Tantangan dalam Pemrosesan Adegan
Pengerjaan film dengan genre jagal tentu membutuhkan persiapan yang matang. Yusron menjelaskan bahwa setiap adegan penyiksaan memerlukan waktu minimal satu hari untuk diselesaikan. Namun, ia tetap bisa beradaptasi meskipun anggaran produksi terbatas. Ia mengaku senang karena dapat memanfaatkan efek visual yang sudah ada dalam naskah.
Dalam hal narasi, Yusron menekankan pentingnya simbolisasi warna dalam film ini. Setiap adegan dan karakter memiliki warna tertentu yang menjadi ciri khas. Ia juga menyebutkan bahwa empat siksaan utama dalam film memiliki warna yang berbeda-beda, sehingga memperkaya makna cerita.
Perempuan sebagai Tokoh Utama
Salah satu aspek menarik dari Darah Nyai adalah adanya tokoh perempuan yang kuat dan berdaya. Film ini menceritakan tentang Laut Selatan yang marah dan memilih Rara untuk menjadi alat pembalasan dendam. Nyai memberikan kekuatan super kepada Rara agar bisa memburu para pelaku pembunuhan, termasuk geng perdagangan manusia yang dipimpin oleh Boni.
Selain itu, inspektur Yati juga turut terlibat dalam penyelidikan kasus-kasus pembunuhan yang terjadi. Ia bertemu dengan Mbak Endang, yang mengetahui misteri terdalam tentang Laut Selatan. Yusron mengatakan bahwa film ini memperlihatkan bagaimana perempuan bisa menjadi pahlawan dalam cerita, berbeda dari film-film sebelumnya yang sering kali menempatkan laki-laki sebagai tokoh utama.
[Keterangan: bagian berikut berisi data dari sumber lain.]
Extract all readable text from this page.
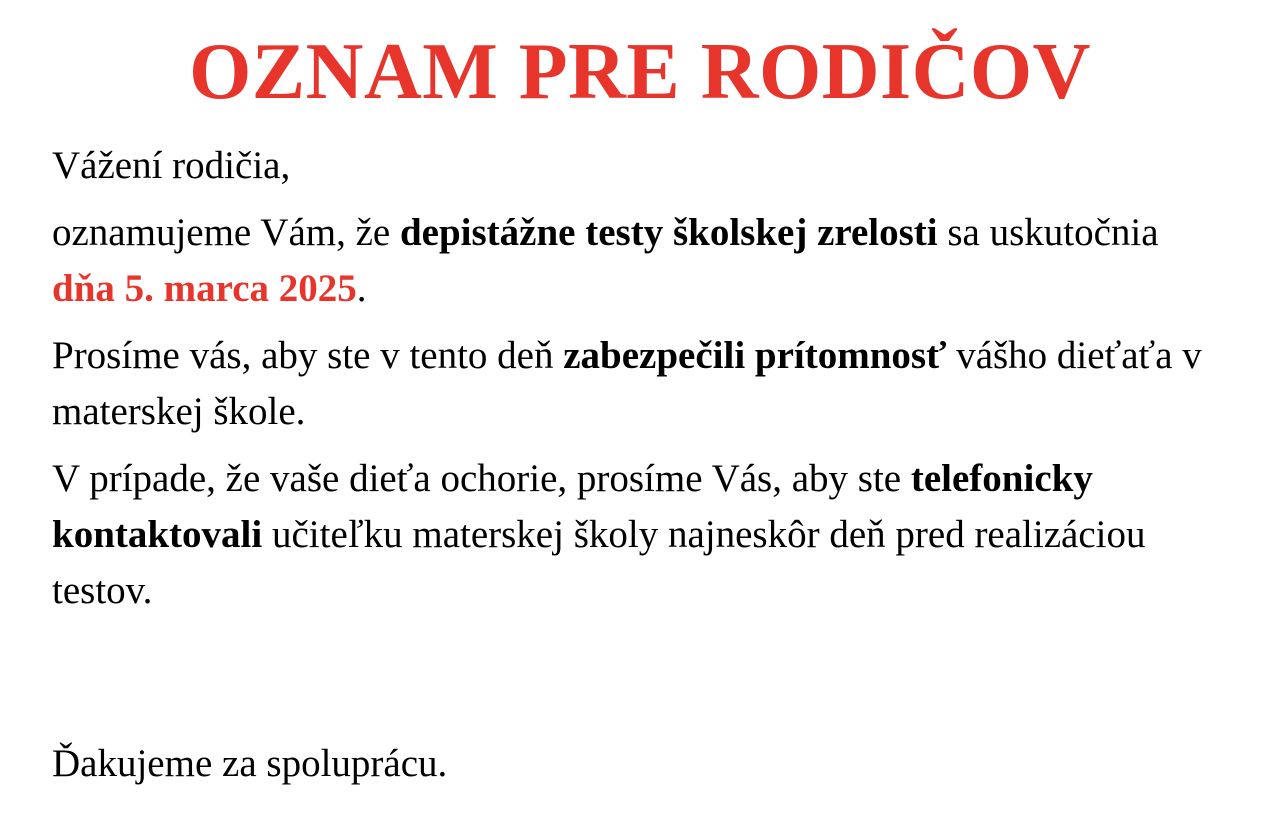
OZNAM PRE RODIČOV

Vážení rodičia,

oznamujeme Vám, že depistážne testy školskej zrelosti sa uskutočnia dňa 5. marca 2025.

Prosíme vás, aby ste v tento deň zabezpečili prítomnosť vášho dieťaťa v materskej škole.

V prípade, že vaše dieťa ochorie, prosíme Vás, aby ste telefonicky kontaktovali učiteľku materskej školy najneskôr deň pred realizáciou testov.

Ďakujeme za spoluprácu.
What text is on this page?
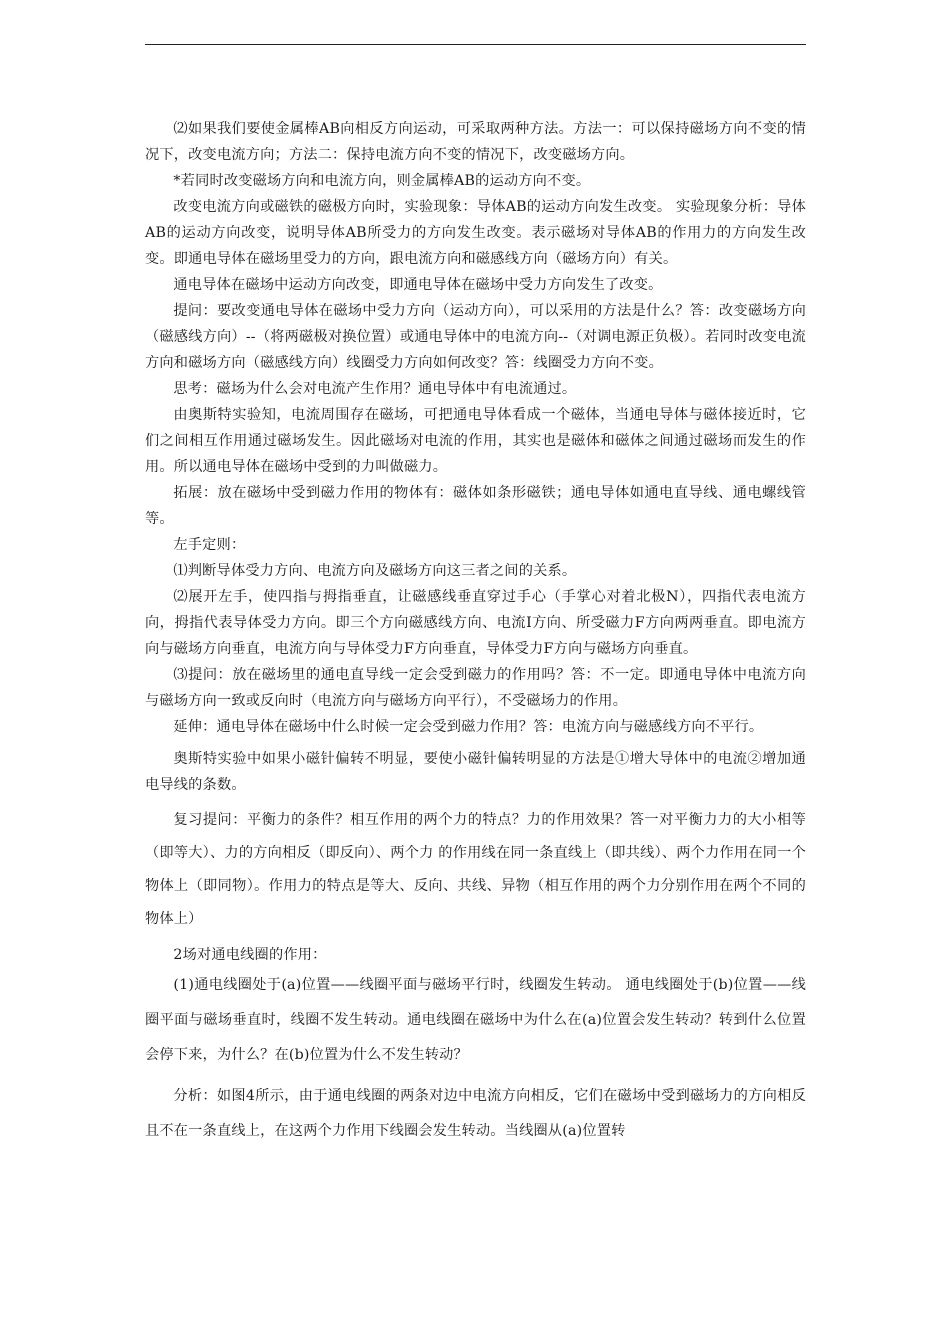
⑵如果我们要使金属棒AB向相反方向运动，可采取两种方法。方法一：可以保持磁场方向不变的情况下，改变电流方向；方法二：保持电流方向不变的情况下，改变磁场方向。

*若同时改变磁场方向和电流方向，则金属棒AB的运动方向不变。

改变电流方向或磁铁的磁极方向时，实验现象：导体AB的运动方向发生改变。 实验现象分析：导体AB的运动方向改变，说明导体AB所受力的方向发生改变。表示磁场对导体AB的作用力的方向发生改变。即通电导体在磁场里受力的方向，跟电流方向和磁感线方向（磁场方向）有关。

通电导体在磁场中运动方向改变，即通电导体在磁场中受力方向发生了改变。

提问：要改变通电导体在磁场中受力方向（运动方向），可以采用的方法是什么？答：改变磁场方向（磁感线方向）--（将两磁极对换位置）或通电导体中的电流方向--（对调电源正负极）。若同时改变电流方向和磁场方向（磁感线方向）线圈受力方向如何改变？答：线圈受力方向不变。

思考：磁场为什么会对电流产生作用？通电导体中有电流通过。

由奥斯特实验知，电流周围存在磁场，可把通电导体看成一个磁体，当通电导体与磁体接近时，它们之间相互作用通过磁场发生。因此磁场对电流的作用，其实也是磁体和磁体之间通过磁场而发生的作用。所以通电导体在磁场中受到的力叫做磁力。

拓展：放在磁场中受到磁力作用的物体有：磁体如条形磁铁；通电导体如通电直导线、通电螺线管等。

左手定则：

⑴判断导体受力方向、电流方向及磁场方向这三者之间的关系。

⑵展开左手，使四指与拇指垂直，让磁感线垂直穿过手心（手掌心对着北极N），四指代表电流方向，拇指代表导体受力方向。即三个方向磁感线方向、电流I方向、所受磁力F方向两两垂直。即电流方向与磁场方向垂直，电流方向与导体受力F方向垂直，导体受力F方向与磁场方向垂直。

⑶提问：放在磁场里的通电直导线一定会受到磁力的作用吗？答：不一定。即通电导体中电流方向与磁场方向一致或反向时（电流方向与磁场方向平行），不受磁场力的作用。

延伸：通电导体在磁场中什么时候一定会受到磁力作用？答：电流方向与磁感线方向不平行。

奥斯特实验中如果小磁针偏转不明显，要使小磁针偏转明显的方法是①增大导体中的电流②增加通电导线的条数。

复习提问：平衡力的条件？相互作用的两个力的特点？力的作用效果？答一对平衡力力的大小相等（即等大）、力的方向相反（即反向）、两个力 的作用线在同一条直线上（即共线）、两个力作用在同一个物体上（即同物）。作用力的特点是等大、反向、共线、异物（相互作用的两个力分别作用在两个不同的物体上）

2场对通电线圈的作用：

(1)通电线圈处于(a)位置——线圈平面与磁场平行时，线圈发生转动。 通电线圈处于(b)位置——线圈平面与磁场垂直时，线圈不发生转动。通电线圈在磁场中为什么在(a)位置会发生转动？转到什么位置会停下来，为什么？在(b)位置为什么不发生转动？

分析：如图4所示，由于通电线圈的两条对边中电流方向相反，它们在磁场中受到磁场力的方向相反且不在一条直线上，在这两个力作用下线圈会发生转动。当线圈从(a)位置转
Pengalaman Syuting yang Berbeda
Yusron juga menyebutkan bahwa selama proses syuting, ia didampingi oleh penulis naskah. Hal ini membantunya dalam memahami pesan yang ingin disampaikan melalui film. Ia juga menegaskan bahwa film ini tidak hanya tentang adegan sadis, tetapi juga memiliki makna yang dalam tentang hubungan antara manusia dan alam.
Dengan kombinasi antara elemen supernatural dan cerita lokal, Darah Nyai diharapkan mampu memberikan pengalaman baru bagi penonton film horor di Indonesia. Film ini tidak hanya menawarkan ketegangan dan adegan yang menyeramkan, tetapi juga membawa pesan moral yang kuat.